2002/08/05

It still makes me wince to realize how patronizing I sounded at almost-seventeen. I wonder if I would understand Camus better now if I were to read the essay again.

[The Myth of Sisyphus and Other Essays by Albert Camus (trans. Justin O'Brien)]

I am still in the middle of The Myth of Sisyphus, by Camus, or rather I returned to the book after a week of avoiding it. The subject matter is probably way over my head. After reading for three pages without really understanding what was going on, a sentence finally clued me into what the last section was about. You see, Camus is describing in languid analogies the paradoxical state of expecting a rational world and living in an utterly irrational reality, in the context of the uncertainty of all empirical experiences. He then goes on for quite some time about how this describes the state of the absurd, the “desert” as he calls it, and what is one is forced to accept and not accept about it. Except what he is really doing is exploring every nook and crevice of the same paradox, and I didn’t even realize that he was describing a paradox until now! Oy vey! I mean, I was trying to understand why he was saying one thing and then something else which completely contradicted it! He could have simply said, explicitly, “I am discussing a paradox,” instead of letting me suffer. You probably won’t understand why I had no clue for three pages, unless you’ve been reading the same translation I have. And unless you’re as dense as I am. But seriously, I don’t think I’m that dumb. I was paying attention! I think Camus was being too obscure! Okay, I’ll stop ranting.

But now it’s getting pretty interesting. He is saying that all the existentialists before his time chose to escape the absurd through religion, by deifying and surrendering to the utter irrationality of the universe, but in the same moment denying and rejecting the absurd, because the absurdity of the irrational world does not exist if we no longer struggle to see it rationally. And BTW, irrationality is not simply refusing to argue logically or leaping to unfounded conclusions. Irrationality is the inherent inability for us to know anything about ourselves or the world around us. In that sense, it is the complete opposite of the empiricists who claimed that we can only know through experience, because it says that we cannot know, but it is also the consequence, the child as it were, of empiricism. Isn’t that weird? Come to think of it, that was what Camus was discussing in the third section, even though I didn’t get it at the time. Anyway, M—, if you’re reading this, this means that the irrationality we’re discussing here is not your type of irrationality, but a confrontation with the possibility of nihilism which you completely refuse to acknowledge. Or at least I hope you refuse to acknowledge it.
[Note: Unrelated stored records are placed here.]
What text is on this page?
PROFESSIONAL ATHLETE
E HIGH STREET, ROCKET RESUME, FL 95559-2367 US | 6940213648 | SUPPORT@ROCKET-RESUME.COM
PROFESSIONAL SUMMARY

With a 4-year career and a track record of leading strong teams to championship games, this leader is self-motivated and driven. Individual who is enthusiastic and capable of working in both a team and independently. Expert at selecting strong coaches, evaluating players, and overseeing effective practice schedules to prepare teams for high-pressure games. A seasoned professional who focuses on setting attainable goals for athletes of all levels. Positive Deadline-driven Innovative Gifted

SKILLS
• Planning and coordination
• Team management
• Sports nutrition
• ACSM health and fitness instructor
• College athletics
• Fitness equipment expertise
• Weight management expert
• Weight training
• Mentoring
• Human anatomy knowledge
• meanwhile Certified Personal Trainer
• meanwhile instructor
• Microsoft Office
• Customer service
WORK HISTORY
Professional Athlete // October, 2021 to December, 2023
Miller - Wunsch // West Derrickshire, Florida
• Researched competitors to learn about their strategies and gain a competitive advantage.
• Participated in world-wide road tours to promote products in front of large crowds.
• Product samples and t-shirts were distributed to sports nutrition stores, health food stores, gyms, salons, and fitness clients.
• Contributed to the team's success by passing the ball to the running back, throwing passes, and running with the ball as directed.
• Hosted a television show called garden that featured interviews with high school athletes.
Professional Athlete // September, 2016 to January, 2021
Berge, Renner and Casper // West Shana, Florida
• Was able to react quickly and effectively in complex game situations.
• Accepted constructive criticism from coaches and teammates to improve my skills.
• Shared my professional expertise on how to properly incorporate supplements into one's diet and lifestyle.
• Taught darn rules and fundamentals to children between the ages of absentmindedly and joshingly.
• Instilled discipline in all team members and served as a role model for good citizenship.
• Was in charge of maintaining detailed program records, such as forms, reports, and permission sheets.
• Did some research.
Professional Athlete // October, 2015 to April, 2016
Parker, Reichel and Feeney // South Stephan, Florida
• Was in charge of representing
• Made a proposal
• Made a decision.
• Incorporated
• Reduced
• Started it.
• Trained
So according to Camus, the previous existentialists were caught up in the paradoxical state of escaping the absurd by embracing it. He says that this is unacceptable, because he can only be certain of one thing and that is the absurd. (If you look at that statement closely, it’s another paradox: certainty of only uncertainty.) He must seek a new way to live with the absurd without ending up denying it and without ceasing to struggle against it. Yeah, I know, you must be thinking, “Eh?” How on earth is that possible? Well, one of the options is suicide, which we know only because Camus opened up by considering the “problem of suicide,” as he calls it. But because in the introduction, he says that he ultimately concludes that suicide is not legitimate after all, we’ll just have to wait and see what the other option is.

Anyway, I didn’t realize that he was talking in paradoxes in order to discuss the paradox of the absurd until now.

One thing came to mind while I was reading on the subway. All those existentialists prior to Camus, Sartre, and the rest of their generation are indeed the “theistic” existentialists, as my mother’s philosophy professor told her in college. And Camus, Sartre, Beauvoir and the rest of them, whoever they were, are considered the “atheistic” existentialists, precisely because of what Camus says in The Myth of Sisyphus: they are unable to accept religion as a way to live with the absurd because they see it as an escape and a denial of the absurd even though it is also an acceptance. Kierkegaard with his leaps of faith into the irrational, religious stage of existence is what Camus refuses to accept. I was wondering whether historians of philosophy recognized this split between the “theistic” and “atheistic” existentialism simply because Camus pointed it out first or whether because it is obvious.